Dans un environnement où chaque centime compte, où la question du gaspillage n’est jamais négligée, Pedro Guerreiro déclare qu’il est primordial que les services publics et leur chaîne de valeur adoptent tous les concepts de big data et de réseau électrique intelligent.

« Cela permettra d’inciter à plus d’efficacité, de faciliter l’automatisation, de se prémunir des incertitudes, et bientôt de créer un modèle économique du secteur de l’énergie qui soit proactif, attractif et réactif », a expliqué le chef des ventes Energie et ressources naturelles chez SAP Afrique.

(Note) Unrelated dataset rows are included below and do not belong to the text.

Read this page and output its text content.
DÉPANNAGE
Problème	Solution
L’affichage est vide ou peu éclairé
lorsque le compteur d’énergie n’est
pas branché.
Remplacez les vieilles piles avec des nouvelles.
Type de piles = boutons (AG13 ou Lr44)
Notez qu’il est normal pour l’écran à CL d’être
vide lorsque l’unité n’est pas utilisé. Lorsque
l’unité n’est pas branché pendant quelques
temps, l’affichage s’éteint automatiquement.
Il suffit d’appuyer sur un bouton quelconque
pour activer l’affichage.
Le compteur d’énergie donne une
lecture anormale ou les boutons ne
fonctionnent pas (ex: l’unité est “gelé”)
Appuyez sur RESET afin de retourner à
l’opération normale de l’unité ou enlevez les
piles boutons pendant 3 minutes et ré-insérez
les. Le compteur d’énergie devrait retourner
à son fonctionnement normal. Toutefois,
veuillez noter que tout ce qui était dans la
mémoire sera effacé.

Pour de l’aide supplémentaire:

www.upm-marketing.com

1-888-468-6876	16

« Inefficace », « figé dans le passé » et soumis à l’influence énorme d’une « catégorie de consommateurs exigeant certaines interactions, tout en accumulant toujours plus de technologies personnelles », le secteur de l’énergie, à l’instar du secteur des services publics, doit réinventer son modèle économique, en intégrant la culture des données (Big data) afin d’avoir un impact global dans toutes les branches d’activité et obtenir de bons résultats au niveau de l’approvisionnement et de la gestion des ressources.

« Quiconque croit pouvoir échapper à cette tendance risque de devenir le roi nu et de voir bientôt une start-up le remettre en cause ainsi que sa garde-robe étiolée », avertit Pedro Guerreiro.